Ce qu'il faut, c'est une chronologie : chaque intervention horodatée, attribuée à son auteur, consultable par l'équipe suivante sans réunion de transmission. Les soins programmés apparaissent comme des tâches à réaliser, et leur non-réalisation est visible.
C'est aussi ce qui permet d'informer correctement le propriétaire : appelé le soir, vous savez exactement ce qui s'est passé depuis le matin, sans avoir à chercher qui était de service.
- Gestion des cages et des box occupés
- Soins programmés avec suivi de réalisation
- Constantes relevées et reportées sur les courbes
- Transmissions horodatées entre équipes
La chirurgie : avant, pendant, après
Une intervention se prépare : consultation pré-opératoire, bilan sanguin, devis détaillé, consentement éclairé signé et daté. Chacune de ces pièces doit être rattachée au dossier, pas rangée dans un classeur.
Elle se réalise avec un protocole anesthésique, qui gagne à être préenregistré : les protocoles utilisés dans la structure sont réutilisables en un geste, ce qui limite les erreurs de dosage et accélère la préparation.
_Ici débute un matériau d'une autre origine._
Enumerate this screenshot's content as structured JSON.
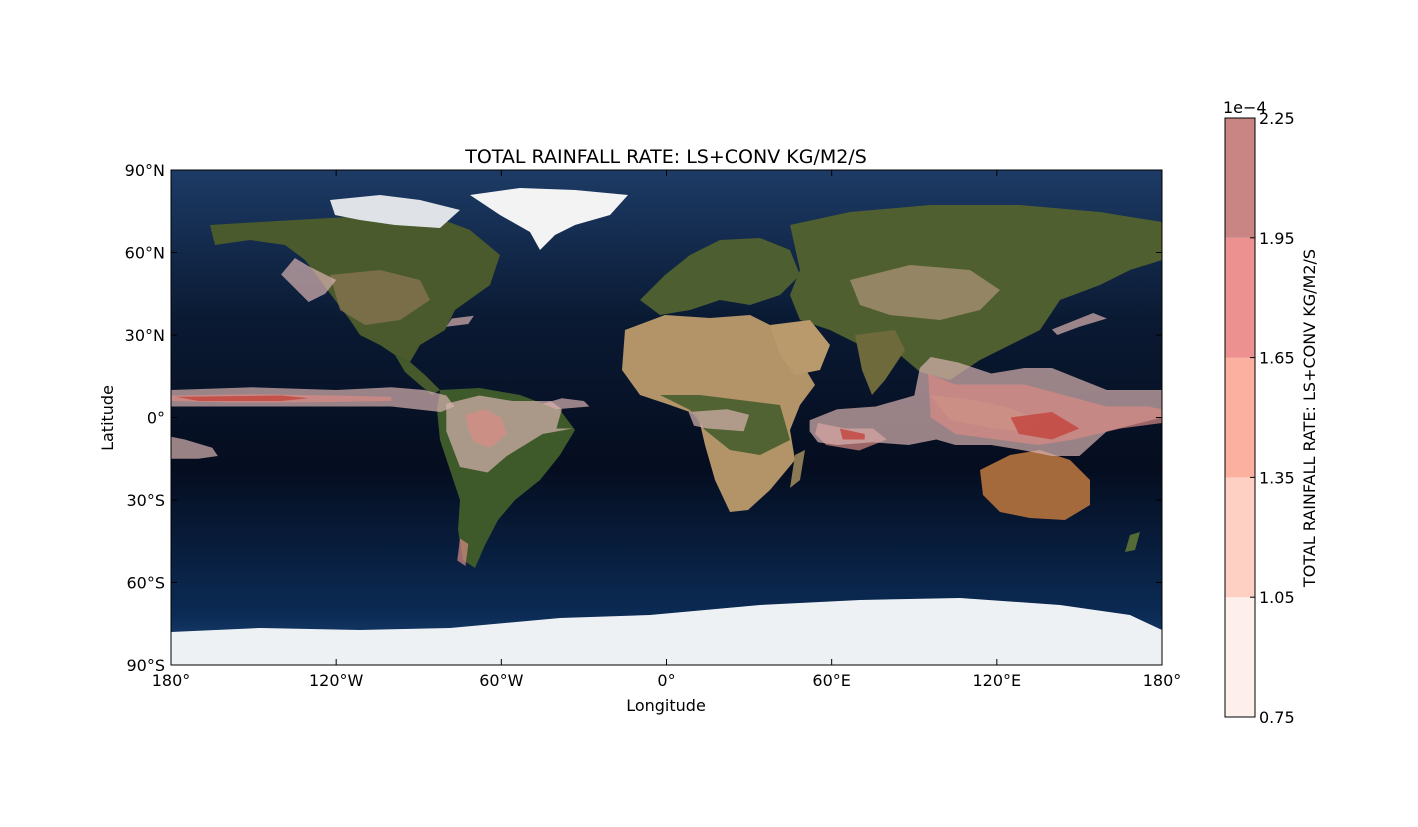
{
  "chart_data": {
    "type": "heatmap",
    "title": "TOTAL RAINFALL RATE: LS+CONV KG/M2/S",
    "xlabel": "Longitude",
    "ylabel": "Latitude",
    "xlim": [
      -180,
      180
    ],
    "ylim": [
      -90,
      90
    ],
    "x_ticks": [
      {
        "value": -180,
        "label": "180°"
      },
      {
        "value": -120,
        "label": "120°W"
      },
      {
        "value": -60,
        "label": "60°W"
      },
      {
        "value": 0,
        "label": "0°"
      },
      {
        "value": 60,
        "label": "60°E"
      },
      {
        "value": 120,
        "label": "120°E"
      },
      {
        "value": 180,
        "label": "180°"
      }
    ],
    "y_ticks": [
      {
        "value": 90,
        "label": "90°N"
      },
      {
        "value": 60,
        "label": "60°N"
      },
      {
        "value": 30,
        "label": "30°N"
      },
      {
        "value": 0,
        "label": "0°"
      },
      {
        "value": -30,
        "label": "30°S"
      },
      {
        "value": -60,
        "label": "60°S"
      },
      {
        "value": -90,
        "label": "90°S"
      }
    ],
    "colorbar": {
      "label": "TOTAL RAINFALL RATE: LS+CONV KG/M2/S",
      "offset_label": "1e−4",
      "levels": [
        "0.75",
        "1.05",
        "1.35",
        "1.65",
        "1.95",
        "2.25"
      ],
      "colors": [
        "#fdf0ec",
        "#fdd0c3",
        "#fcb0a0",
        "#ec9090",
        "#c98484"
      ]
    },
    "rain_regions": [
      {
        "level": 1,
        "points": [
          [
            -180,
            10
          ],
          [
            -150,
            11
          ],
          [
            -120,
            10
          ],
          [
            -100,
            11
          ],
          [
            -88,
            10
          ],
          [
            -80,
            8
          ],
          [
            -77,
            4
          ],
          [
            -82,
            2
          ],
          [
            -100,
            4
          ],
          [
            -130,
            4
          ],
          [
            -160,
            4
          ],
          [
            -180,
            4
          ]
        ]
      },
      {
        "level": 2,
        "points": [
          [
            -180,
            8
          ],
          [
            -150,
            8.5
          ],
          [
            -120,
            8
          ],
          [
            -100,
            7.5
          ],
          [
            -100,
            6
          ],
          [
            -130,
            5.5
          ],
          [
            -160,
            5.5
          ],
          [
            -180,
            6
          ]
        ]
      },
      {
        "level": 3,
        "points": [
          [
            -178,
            7.5
          ],
          [
            -140,
            8
          ],
          [
            -130,
            7
          ],
          [
            -140,
            6
          ],
          [
            -170,
            6
          ]
        ]
      },
      {
        "level": 1,
        "points": [
          [
            -180,
            -7
          ],
          [
            -175,
            -8
          ],
          [
            -165,
            -11
          ],
          [
            -163,
            -14
          ],
          [
            -170,
            -15
          ],
          [
            -180,
            -15
          ]
        ]
      },
      {
        "level": 1,
        "points": [
          [
            -80,
            5
          ],
          [
            -68,
            8
          ],
          [
            -56,
            6
          ],
          [
            -42,
            6
          ],
          [
            -38,
            3
          ],
          [
            -40,
            -4
          ],
          [
            -34,
            -4
          ],
          [
            -45,
            -6
          ],
          [
            -58,
            -14
          ],
          [
            -65,
            -20
          ],
          [
            -75,
            -18
          ],
          [
            -80,
            -5
          ]
        ]
      },
      {
        "level": 2,
        "points": [
          [
            -73,
            1
          ],
          [
            -66,
            3
          ],
          [
            -60,
            0
          ],
          [
            -58,
            -6
          ],
          [
            -64,
            -11
          ],
          [
            -70,
            -9
          ],
          [
            -72,
            -4
          ]
        ]
      },
      {
        "level": 2,
        "points": [
          [
            -75,
            -44
          ],
          [
            -72,
            -46
          ],
          [
            -73,
            -54
          ],
          [
            -76,
            -52
          ]
        ]
      },
      {
        "level": 1,
        "points": [
          [
            -38,
            7
          ],
          [
            -30,
            6
          ],
          [
            -28,
            4
          ],
          [
            -40,
            3
          ],
          [
            -45,
            5
          ]
        ]
      },
      {
        "level": 1,
        "points": [
          [
            -130,
            42
          ],
          [
            -124,
            45
          ],
          [
            -120,
            50
          ],
          [
            -130,
            55
          ],
          [
            -135,
            58
          ],
          [
            -140,
            52
          ]
        ]
      },
      {
        "level": 1,
        "points": [
          [
            -78,
            36
          ],
          [
            -70,
            37
          ],
          [
            -72,
            34
          ],
          [
            -80,
            33
          ]
        ]
      },
      {
        "level": 1,
        "points": [
          [
            8,
            2
          ],
          [
            22,
            3
          ],
          [
            30,
            1
          ],
          [
            28,
            -5
          ],
          [
            15,
            -4
          ],
          [
            10,
            -3
          ]
        ]
      },
      {
        "level": 2,
        "points": [
          [
            55,
            -2
          ],
          [
            65,
            -4
          ],
          [
            75,
            -4
          ],
          [
            80,
            -8
          ],
          [
            70,
            -12
          ],
          [
            58,
            -10
          ],
          [
            54,
            -6
          ]
        ]
      },
      {
        "level": 1,
        "points": [
          [
            52,
            -1
          ],
          [
            62,
            3
          ],
          [
            76,
            4
          ],
          [
            90,
            8
          ],
          [
            92,
            18
          ],
          [
            96,
            22
          ],
          [
            106,
            20
          ],
          [
            118,
            16
          ],
          [
            130,
            18
          ],
          [
            140,
            18
          ],
          [
            160,
            10
          ],
          [
            180,
            10
          ],
          [
            180,
            0
          ],
          [
            160,
            -5
          ],
          [
            150,
            -14
          ],
          [
            140,
            -14
          ],
          [
            130,
            -12
          ],
          [
            118,
            -10
          ],
          [
            105,
            -10
          ],
          [
            98,
            -8
          ],
          [
            88,
            -10
          ],
          [
            75,
            -9
          ],
          [
            62,
            -10
          ],
          [
            55,
            -9
          ],
          [
            52,
            -5
          ]
        ]
      },
      {
        "level": 2,
        "points": [
          [
            95,
            16
          ],
          [
            105,
            12
          ],
          [
            118,
            12
          ],
          [
            130,
            12
          ],
          [
            145,
            8
          ],
          [
            160,
            4
          ],
          [
            175,
            4
          ],
          [
            180,
            3
          ],
          [
            180,
            -2
          ],
          [
            165,
            -4
          ],
          [
            148,
            -8
          ],
          [
            135,
            -10
          ],
          [
            120,
            -8
          ],
          [
            105,
            -6
          ],
          [
            96,
            0
          ]
        ]
      },
      {
        "level": 3,
        "points": [
          [
            125,
            0
          ],
          [
            140,
            2
          ],
          [
            150,
            -4
          ],
          [
            140,
            -8
          ],
          [
            128,
            -6
          ]
        ]
      },
      {
        "level": 3,
        "points": [
          [
            63,
            -4
          ],
          [
            72,
            -6
          ],
          [
            72,
            -8
          ],
          [
            64,
            -8
          ]
        ]
      },
      {
        "level": 1,
        "points": [
          [
            140,
            32
          ],
          [
            150,
            36
          ],
          [
            155,
            38
          ],
          [
            160,
            36
          ],
          [
            150,
            33
          ],
          [
            142,
            30
          ]
        ]
      }
    ]
  }
}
Elle se suit : compte rendu opératoire rédigé et clôturé, médicaments de sortie prescrits, contrôle post-opératoire programmé automatiquement dans l'agenda à la bonne échéance. Ce dernier point est celui qui échappe le plus souvent aux structures qui travaillent au papier.
Laboratoire et imagerie : le rattachement au bon acte
Une radiographie déposée dans un répertoire « radios » n'est plus interprétable dans deux ans. La même image rattachée à la consultation du 4 janvier, avec le motif, l'examen clinique et la conclusion, garde toute sa valeur diagnostique.
Le principe vaut pour tout : résultats d'analyses, échographies, comptes rendus d'imagerie externe, courbes de suivi biologique. Chaque document appartient à l'acte qui l'a produit.
Les valeurs biologiques suivies dans le temps constituent l'apport le plus sous-exploité d'un logiciel de clinique : une créatinine isolée ne dit rien, sa progression sur dix-huit mois change une décision thérapeutique.